Ice climbing and first aid training – PES Summit 12 field weekend
11 Mar 2015
The Lake District beckoned for last weekend’s Perse Exploration Society Summit 12 field weekend.
Upper Sixth student and Fire Chief Council Chairman, Aylwin Racher, wrote a piece on the events of the weekend – we hope you enjoy reading.
“Over the last weekend the thirty six members of Summit 12 ventured up to Borrowdale in the Cumbrian Lake District for some intensive expedition training for the upcoming trip to Ladakh this summer. This Field Weekend was designed to prepare the group in expedition style living; living out of one bag for weeks on end, and where home is two square meters of canvas shared with one other lucky soul.

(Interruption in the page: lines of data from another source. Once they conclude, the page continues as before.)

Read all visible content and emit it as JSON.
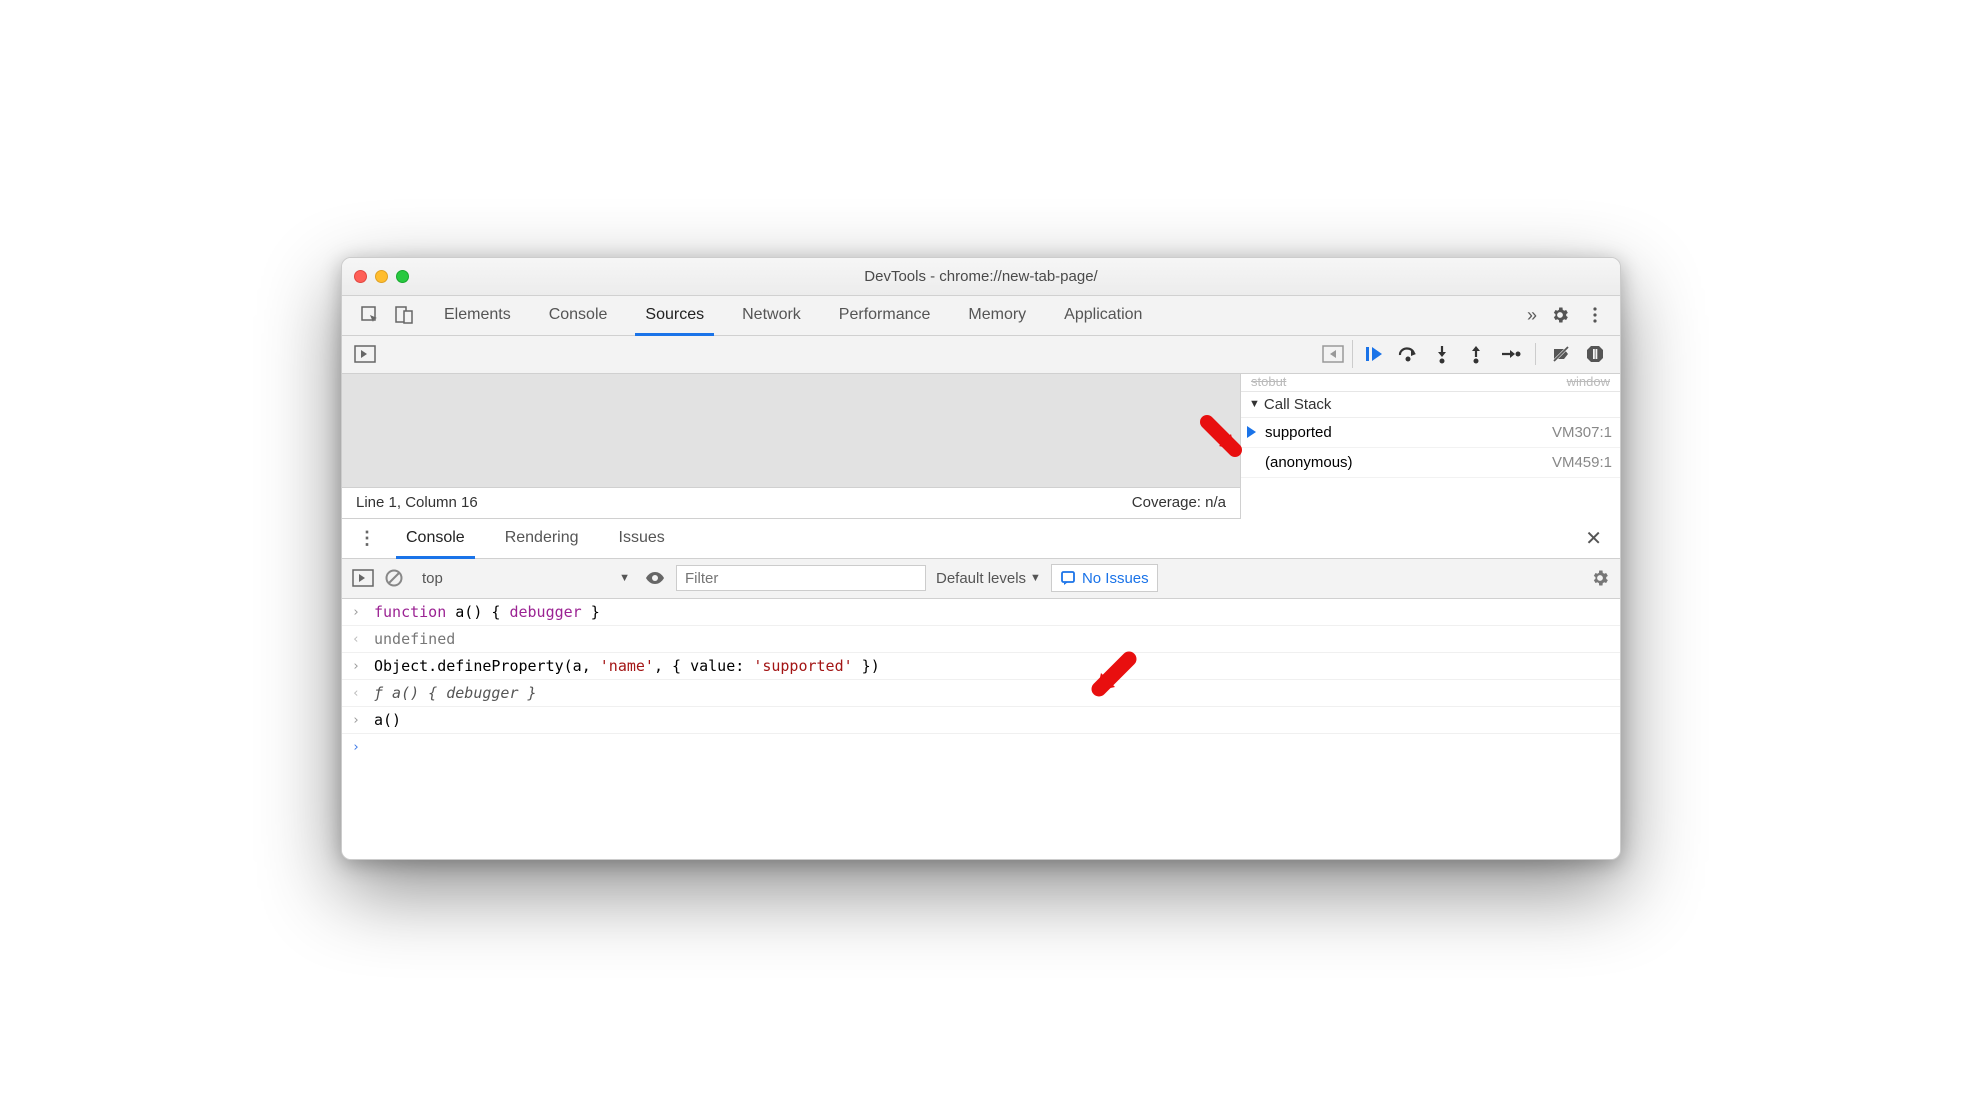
{
  "window": {
    "title": "DevTools - chrome://new-tab-page/"
  },
  "main_tabs": [
    "Elements",
    "Console",
    "Sources",
    "Network",
    "Performance",
    "Memory",
    "Application"
  ],
  "main_tab_active": "Sources",
  "source_status": {
    "position": "Line 1, Column 16",
    "coverage": "Coverage: n/a"
  },
  "callstack": {
    "header": "Call Stack",
    "items": [
      {
        "name": "supported",
        "loc": "VM307:1",
        "current": true
      },
      {
        "name": "(anonymous)",
        "loc": "VM459:1",
        "current": false
      }
    ]
  },
  "drawer_tabs": [
    "Console",
    "Rendering",
    "Issues"
  ],
  "drawer_tab_active": "Console",
  "console_toolbar": {
    "context": "top",
    "filter_placeholder": "Filter",
    "levels": "Default levels",
    "issues": "No Issues"
  },
  "console_lines": [
    {
      "type": "input",
      "tokens": [
        [
          "kw",
          "function"
        ],
        [
          "",
          " a() { "
        ],
        [
          "kw",
          "debugger"
        ],
        [
          "",
          " }"
        ]
      ]
    },
    {
      "type": "output",
      "tokens": [
        [
          "undef",
          "undefined"
        ]
      ]
    },
    {
      "type": "input",
      "tokens": [
        [
          "",
          "Object.defineProperty(a, "
        ],
        [
          "str",
          "'name'"
        ],
        [
          "",
          ", { value: "
        ],
        [
          "str",
          "'supported'"
        ],
        [
          "",
          " })"
        ]
      ]
    },
    {
      "type": "output",
      "tokens": [
        [
          "fitalic",
          "ƒ a() { debugger }"
        ]
      ]
    },
    {
      "type": "input",
      "tokens": [
        [
          "",
          "a()"
        ]
      ]
    },
    {
      "type": "prompt",
      "tokens": []
    }
  ]
}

This also stretched to mealtimes, which in many ways expeditions centre around; three course seated meals may not be the first thing that comes to mind, but good food and good company (coupled with almost obsessive hand hygiene) are more important to the physical and mental state of a group than anything else.
Activities were similarly focused; extended first aid training, covering all manner of fractures, breaks, and traumas was given including the practise of triage in a large multi casualty situation. Methods of casualty extraction, especially necessary in remote areas, often miles from road access were also covered in detail. The same lectures, incidentally are given to first year junior doctors. This all culminated in a simulated avalanche scenario with four casualties, which the teams had to work through triage, treatment and evacuation under time pressure, and the watchful eye of our expedition medicine specialist Dr Jeremy Evans.
To be able to train for the use of crampons and ice axes that we will need on our ascent we took turns to visit an ice climbing wall in Keswick, best thought of as an oversized freezer, in which we scaled the sides, getting used to having twelve spikes protruding from our boots and placing axes in the ice in such a way that would hold, and not send us down the wall in a shower of ice chunks.
Due to the exceptionally high winds that weekend, the walks were much tamer than usual; one including an unprecedented hour-long coffee break in a cosy tea room in central Keswick. Nonetheless some found areas of challenging ground over which to scramble, and the weekend served as an ample testing ground for new equipment and to show up flaws in people’s gear. The hike days culminated in a river crossing, a skill that will be vital as our route snakes over the Ladakhi valley floor, meaning river crossings are commonplace. One half managed to get only a light dipping in the river, however the second half to go, had twentyfour hours of intense Lake District rain to swell the river so we found ourselves hip deep in chilly waters. Myself, Mr Parker and Dr Davies then took a more adventurous route through the faster flowing mild whitewater sections of the river; as we hit the waist deep thalweg of the river we feared that perhaps we had bitten off more than we could chew as the flow of the river threatened to sweep our legs out from underneath us, but we tightened our grips and shouted calls over the roar of the river until we reached the stability of the far bank, returning to camp with our prides thankfully intact.
The whole weekend was also effective in galvanising the group to a well oiled team, and pack down was seeming record breakingly fast, setting a good prospect for the gargantuan charity building projects we have set ourselves this summer. Despite the high winds the trip was both enjoyable and has us well prepared for Ladakh. Many thanks to the staff who accompanied us, and we now have our sights firmly set on Stok Khangri this summer.”